Femoral head samples, collected from rat models in vivo, were fixed in paraformaldehyde for 24 h at 4°C. Then we transferred the samples to 10% EDTA solution at 4°C for 2 months. After the samples were dehydrated in ethanol, the samples were embedded in paraffin and cut into 4-µm thick sections in the coronal plane. We used hematoxylin-eosin for tissue section staining. With a microscope (Leica Microsystems, Wetzlar, Germany), we observed the pyknotic nuclei of osteocytes, empty lacunae, bone marrow cell necrosis and bone trabeculae broken.

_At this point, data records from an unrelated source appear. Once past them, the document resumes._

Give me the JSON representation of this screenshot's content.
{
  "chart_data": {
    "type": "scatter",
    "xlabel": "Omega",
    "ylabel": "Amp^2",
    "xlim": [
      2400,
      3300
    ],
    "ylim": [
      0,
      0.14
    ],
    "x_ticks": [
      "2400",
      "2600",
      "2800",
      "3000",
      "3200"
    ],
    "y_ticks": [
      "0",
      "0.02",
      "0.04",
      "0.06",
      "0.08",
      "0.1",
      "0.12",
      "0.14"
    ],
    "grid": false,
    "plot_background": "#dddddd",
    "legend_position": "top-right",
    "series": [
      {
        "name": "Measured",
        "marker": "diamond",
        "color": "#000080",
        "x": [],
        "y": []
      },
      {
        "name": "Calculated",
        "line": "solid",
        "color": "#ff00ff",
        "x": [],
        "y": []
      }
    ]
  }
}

The percentage of empty lacunae was assessed blindly by three authors.

We repeated all the experiments at least three times with consistent outcomes. We used SPSS 21.0 software (IBM SPSS, Armonk, NY, USA) to convert all outcome measurements. The one-way ANOVA followed by Tukey's post hoc test was used to calculate statistical significance, and P<0.05 was considered to indicate a statistically significant difference.

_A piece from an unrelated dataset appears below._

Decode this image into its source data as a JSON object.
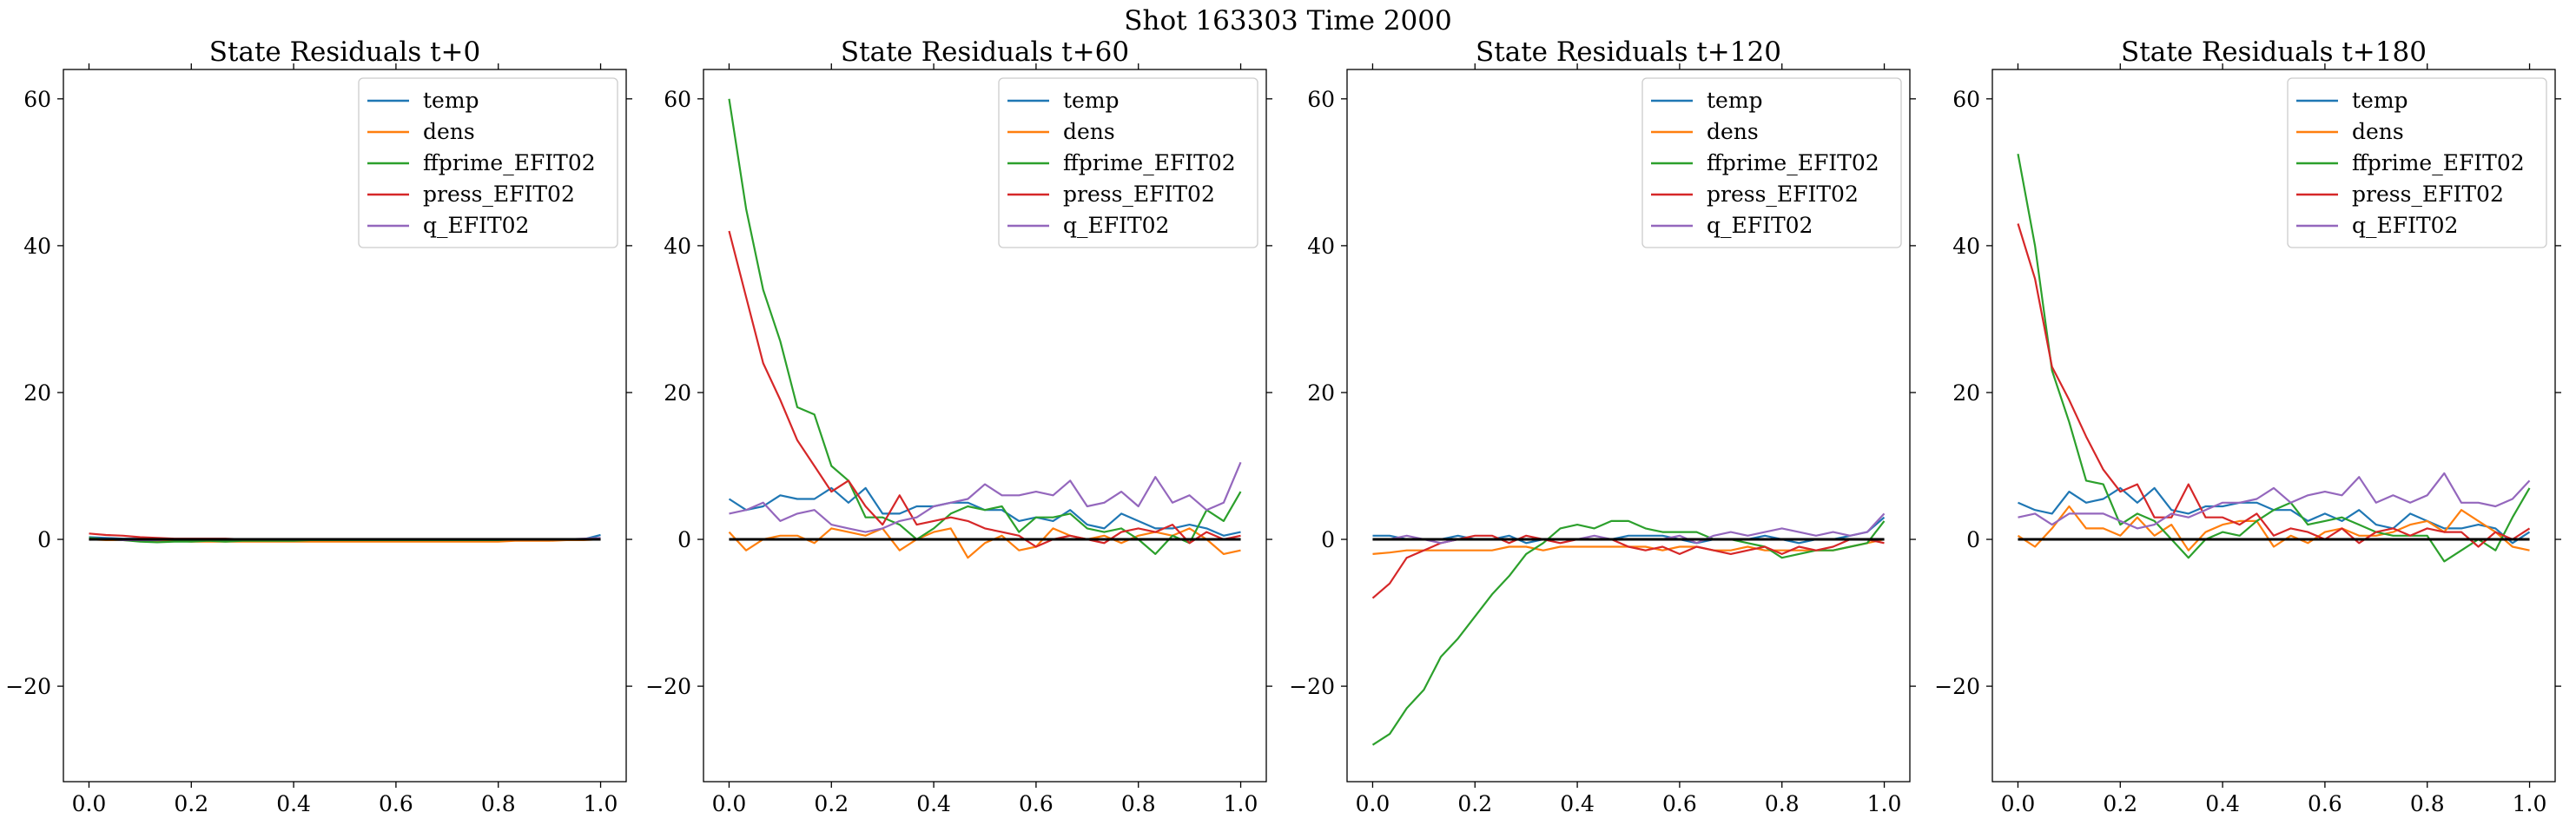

Sal showed a significant protective effect on cell survival assay and against Dex-induced cell death (cell apoptosis assay and LDH release assay) when the concentration reached 10 nM (P<0.05). And the protective effect of Sal was most obvious at 100 nM (P<0.01) (Fig. 1A-C). Furthermore, we used CCK-8 to value the cytotoxic effect of Sal. As shown in Fig. 1D, Sal had no potential cytotoxic effect on the primary murine osteoblasts in Sal alone group, which reflected in the decline of CCK-8 OD, when the concentration was not more than 100 nM (P<0.05).

The TUNEL assay revealed that TUNEL positive cells significantly increased when treated with Dex (P<0.01) (Fig. 2). And the pretreatment of Sal obviously decreased TUNEL positive cells compared with the Dex group (P<0.01) (Fig. 2). What's more, there is no significant difference between the Sal alone group and the control group (P>0.05).

Sal alleviated Dex-induced osteoblasts apoptosis via activating the PI3K/Akt signaling pathway and downregulating the caspase protein expression. To explore the mechanism by which Sal decreased Dex-induced apoptosis, western blot analysis was performed to study changes in the PI3K/Akt signaling pathway. As shown in Fig. 3A, B, Dex significantly decreased p-Akt level in the Dex alone group compared with the control group (P<0.01). Pretreatment with Sal for 2 h significantly increased p-Akt expression in Dex-induced osteoblasts apoptosis (P<0.01). And the expression of p-Akt in the Sal alone group did not show any change compared with the control group (P>0.05). Total Akt levels in each group did not change.

To further investigate the effect of PI3K/Akt signaling in the caspase protein expression, cells were pretreated with Sal for 2 h and then stimulated with Dex for 24 h. Sal significantly downregulated the expression of Dex-induced cleaved caspase-9 and cleaved caspase-3 (P<0.01) (Fig. 3C, D).

We used western blot analysis to explore whether the mitochondrial pathway is involved in the Sal-induced protective effect against Dex-induced osteoblasts apoptosis. The expression levels of BAX, Bcl-2 and cytochrome C were detected. As shown in Fig. 4, compared with the control group, the expression level of pro-apoptotic protein Bax significantly increased (P<0.01) while the expression level of anti-apoptotic protein Bcl-2 was on the contrary in the Dex group after exposure to Dex for 24 h (P<0.01). Pretreatment with Sal for 2 h significantly decreased BAX expression and increased Bcl-2 expression in Dex-induced osteoblasts apoptosis (P<0.01). Moreover, we found cytochrome C increased significantly by Dex (P<0.01), but the expression could be inhibited by Sal (P<0.01). And the expression of BAX, Bcl-2 and cytochrome C in Sal alone group did not show any change compared with the control group.

The Sal group (2/15) significantly decreased the incidence rate of SANFH compared with the model group (13/15) (P<0.01). As shown in Fig. 5, the percentage of empty lacunae increased significantly in the model group (P<0.01). Additionally, Sal reduced the percentage of empty lacunae compared with the model group (P<0.01) while Sal would not increase the percentage of empty lacunae compared with the control group.